Stuntz Bay, Armstrong Bay, Bass Bay, and Canfield Portage Bay of Lake Vermilion are located within Breitung Township.

===Adjacent townships, cities, and communities===
The following are adjacent to Breitung Township :

- The city of Tower (west)
- Greenwood Township (west)
- Fortune Bay (west)
- Eagles Nest Township (east)
- Bear Head Lake State Park (east-southeast)
- Bear Island State Forest (southeast)
- Kugler Township (south)
- Vermilion Lake Township (southwest)
- The unincorporated community of Peyla (southwest)

===Census-designated place (CDP)===
- Soudan – Unincorporated community

==Demographics==
As of the census of 2000, there were 662 people, 292 households, and 190 families residing in the township. The population density was 28.8 PD/sqmi. There were 523 housing units at an average density of 22.7 /sqmi. The racial makeup of the township was 97.89% White, 0.45% African American, 0.76% Native American, 0.30% Asian, 0.15% from other races, and 0.45% from two or more races. Hispanic or Latino of any race were 0.45% of the population.

There were 292 households, out of which 21.9% had children under the age of 18 living with them, 54.8% were married couples living together, 5.8% had a female householder with no husband present, and 34.6% were non-families. 29.1% of all households were made up of individuals, and 15.4% had someone living alone who was 65 years of age or older. The average household size was 2.22 and the average family size was 2.75.

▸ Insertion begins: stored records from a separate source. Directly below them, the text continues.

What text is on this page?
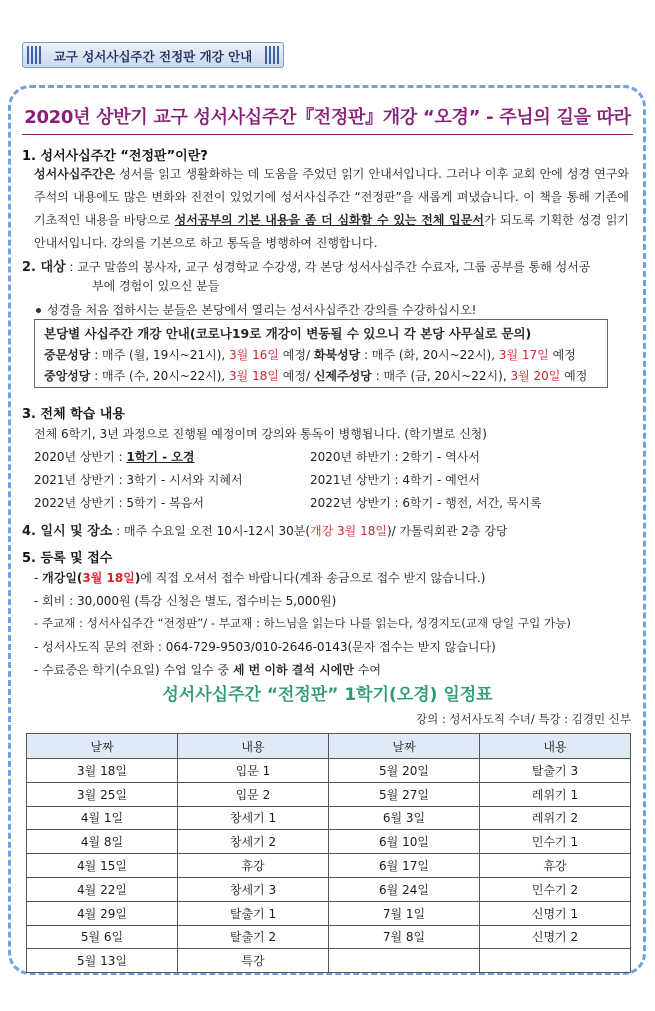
교구 성서사십주간 전정판 개강 안내
2020년 상반기 교구 성서사십주간『전정판』개강 “오경” - 주님의 길을 따라
1. 성서사십주간 “전정판”이란?
성서사십주간은 성서를 읽고 생활화하는 데 도움을 주었던 읽기 안내서입니다. 그러나 이후 교회 안에 성경 연구와 주석의 내용에도 많은 변화와 진전이 있었기에 성서사십주간 “전정판”을 새롭게 펴냈습니다. 이 책을 통해 기존에 기초적인 내용을 바탕으로 성서공부의 기본 내용을 좀 더 심화할 수 있는 전체 입문서가 되도록 기획한 성경 읽기 안내서입니다. 강의를 기본으로 하고 통독을 병행하여 진행합니다.
2. 대상 : 교구 말씀의 봉사자, 교구 성경학교 수강생, 각 본당 성서사십주간 수료자, 그룹 공부를 통해 성서공
부에 경험이 있으신 분들
성경을 처음 접하시는 분들은 본당에서 열리는 성서사십주간 강의를 수강하십시오!
본당별 사십주간 개강 안내(코로나19로 개강이 변동될 수 있으니 각 본당 사무실로 문의)
중문성당 : 매주 (월, 19시~21시), 3월 16일 예정/ 화북성당 : 매주 (화, 20시~22시), 3월 17일 예정
중앙성당 : 매주 (수, 20시~22시), 3월 18일 예정/ 신제주성당 : 매주 (금, 20시~22시), 3월 20일 예정
3. 전체 학습 내용
전체 6학기, 3년 과정으로 진행될 예정이며 강의와 통독이 병행됩니다. (학기별로 신청)
2020년 상반기 : 1학기 - 오경	2020년 하반기 : 2학기 - 역사서
2021년 상반기 : 3학기 - 시서와 지혜서	2021년 상반기 : 4학기 - 예언서
2022년 상반기 : 5학기 - 복음서	2022년 상반기 : 6학기 - 행전, 서간, 묵시록
4. 일시 및 장소 : 매주 수요일 오전 10시-12시 30분(개강 3월 18일)/ 가톨릭회관 2층 강당
5. 등록 및 접수
- 개강일(3월 18일)에 직접 오셔서 접수 바랍니다(계좌 송금으로 접수 받지 않습니다.)
- 회비 : 30,000원 (특강 신청은 별도, 접수비는 5,000원)
- 주교재 : 성서사십주간 “전정판”/ - 부교재 : 하느님을 읽는다 나를 읽는다, 성경지도(교재 당일 구입 가능)
- 성서사도직 문의 전화 : 064-729-9503/010-2646-0143(문자 접수는 받지 않습니다)
- 수료증은 학기(수요일) 수업 일수 중 세 번 이하 결석 시에만 수여
성서사십주간 “전정판” 1학기(오경) 일정표
강의 : 성서사도직 수녀/ 특강 : 김경민 신부
날짜	내용	날짜	내용
3월 18일	입문 1	5월 20일	탈출기 3
3월 25일	입문 2	5월 27일	레위기 1
4월 1일	창세기 1	6월 3일	레위기 2
4월 8일	창세기 2	6월 10일	민수기 1
4월 15일	휴강	6월 17일	휴강
4월 22일	창세기 3	6월 24일	민수기 2
4월 29일	탈출기 1	7월 1일	신명기 1
5월 6일	탈출기 2	7월 8일	신명기 2
5월 13일	특강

In the township the population was spread out, with 20.1% under the age of 18, 4.7% from 18 to 24, 24.3% from 25 to 44, 28.9% from 45 to 64, and 22.1% who were 65 years of age or older. The median age was 46 years. For every 100 females, there were 110.8 males. For every 100 females age 18 and over, there were 110.8 males.

The median income for a household in the township was $40,750, and the median income for a family was $51,250. Males had a median income of $40,000 versus $29,107 for females. The per capita income for the township was $20,134. About 10.9% of families and 17.3% of the population were below the poverty line, including 31.5% of those under age 18 and 7.6% of those age 65 or over.